Hypoxia and fatty liver

Abstract

The liver is a central organ that metabolizes excessive nutrients for storage in the form of glycogen and lipids and supplies energy-producing substrates to the peripheral tissues to maintain their function, even under starved conditions. These processes require a considerable amount of oxygen, which causes a steep oxygen gradient throughout the hepatic lobules. Alcohol consumption and/or excessive food intake can alter the hepatic metabolic balance drastically, which can precipitate fatty liver disease, a major cause of chronic liver diseases worldwide, ranging from simple steatosis, through steatohepatitis and hepatic fibrosis, to liver cirrhosis. Altered hepatic metabolism and tissue remodeling in fatty liver disease further disrupt hepatic oxygen homeostasis, resulting in severe liver hypoxia. As master regulators of adaptive responses to hypoxic stress, hypoxia-inducible factors (HIFs) modulate various cellular and organ functions, including erythropoiesis, angiogenesis, metabolic demand, and cell survival, by activating their target genes during fetal development and also in many disease conditions such as cancer, heart failure, and diabetes. In the past decade, it has become clear that HIFs serve as key factors in the regulation of lipid metabolism and fatty liver formation. This review discusses the molecular mechanisms by which hypoxia and HIFs regulate lipid metabolism in the development and progression of fatty liver disease.

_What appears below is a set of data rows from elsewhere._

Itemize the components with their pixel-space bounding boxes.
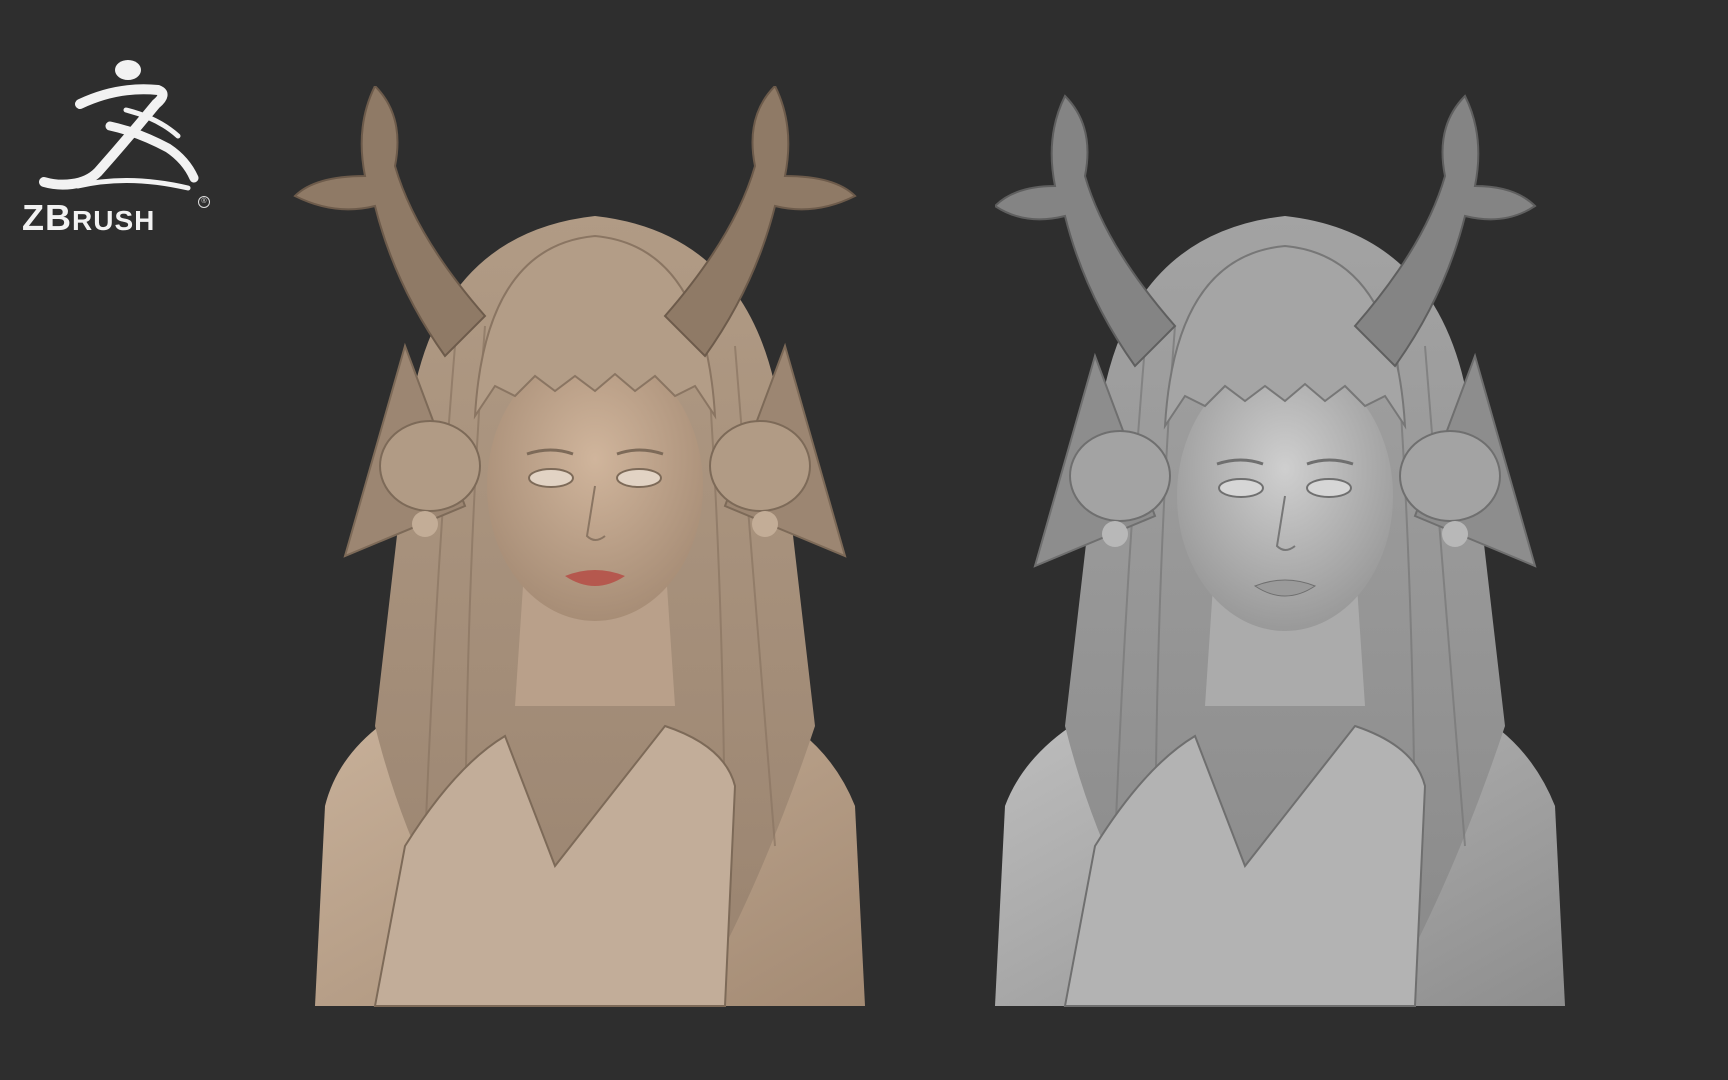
zbrush-wordmark: ZBRUSH bbox=[22, 200, 155, 236]
logo-letter-b: B bbox=[45, 197, 72, 238]
logo-letters-rush: RUSH bbox=[72, 205, 156, 236]
zbrush-logo: ZBRUSH ® bbox=[18, 52, 218, 242]
sculpt-figure-tan bbox=[293, 86, 865, 1007]
sculpt-render-gray bbox=[995, 86, 1675, 1011]
sculpt-figure-gray bbox=[995, 94, 1565, 1007]
registered-mark: ® bbox=[198, 196, 210, 208]
zbrush-figure-icon bbox=[39, 60, 199, 191]
sculpt-render-tan bbox=[255, 86, 935, 1011]
logo-letter-z: Z bbox=[22, 197, 45, 238]
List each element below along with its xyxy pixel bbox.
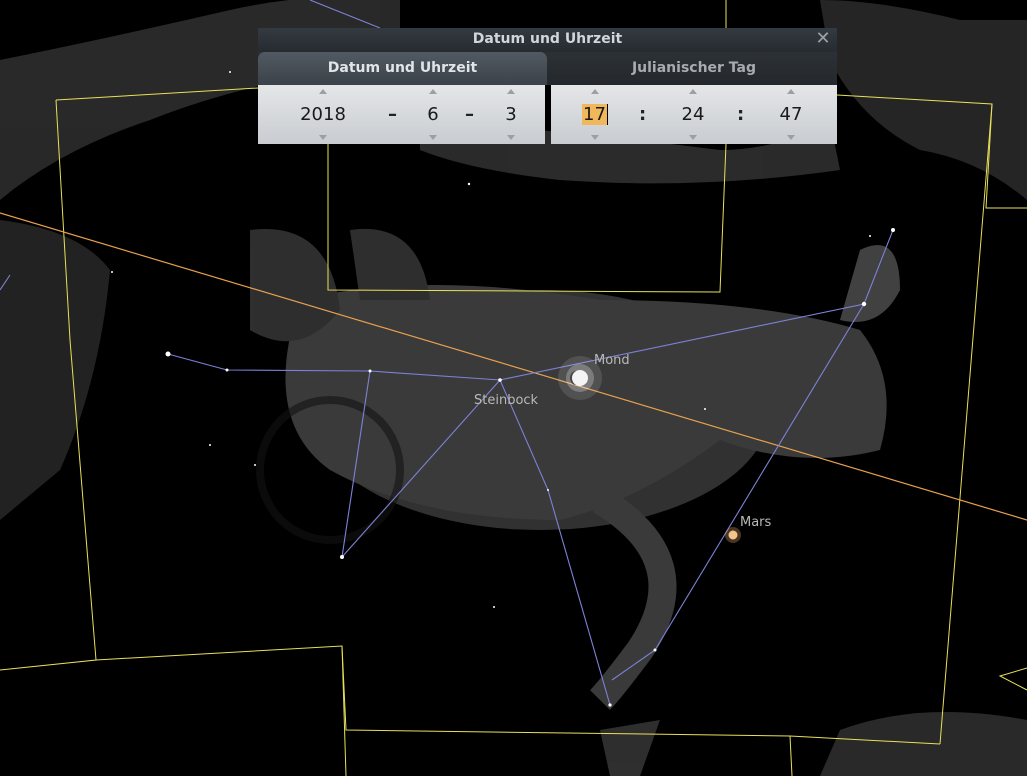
dialog-tabs: Datum und Uhrzeit Julianischer Tag bbox=[258, 52, 837, 85]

Keywords: Fatty liver disease; Hypoxia; Hypoxia-inducible factor; Lipid metabolism; Obstructive sleep apnea.

Figure 1

Regulation of hypoxia-inducible factors under normal and low oxygen concentrations. Under normoxia conditions, hypoxia-inducible factor α (HIF-α) is hydroxylated at specific proline residues in an oxygen-dependent manner, ubiquitylated by von Hippel-Lindau (VHL) protein (pVHL), and, subsequently, degraded by the proteasome. Under hypoxia conditions, stabilized HIF-α translocates to the nucleus and binds aryl hydrocarbon receptor nuclear translocator (ARNT) to activate its target genes. PHD: Prolyl hydroxylase domain; HRE: Hypoxia-response element.

Figure 2

Hypoxia-inducible factors regulate hepatic lipid metabolism. HIF-2 promotes lipid accumulation mainly by preventing mitochondrial β-oxidation and promoting lipid droplet formation. In contrast, HIF-1 suppresses lipid accumulation by inhibiting de novo lipogenesis. HIF-1 also promotes lipid storage and lipid export. HIF: Hypoxia-inducible factor; FA: Fatty acids; TG: Triglycerides.

Figure 3

Distinct regulations of hypoxia-inducible factor-1α and hypoxia-inducible factor-2α under intermittent hypoxia conditions. ROS and Ca²⁺ play crucial roles in the regulation of HIF activity in response to intermittent hypoxia, which results in the activation of HIF-1 and suppression of HIF-2. IH: Intermittent hypoxia; OSA: Obstructive sleep apnea; NADPH: Nicotinamide adenine dinucleotide phosphate; PKC: Protein kinase C; mTOR: Mammalian target of rapamycin; CBP: CREB-binding protein; PHD: Prolyl hydroxylase domain; HIF: Hypoxia-inducible factor.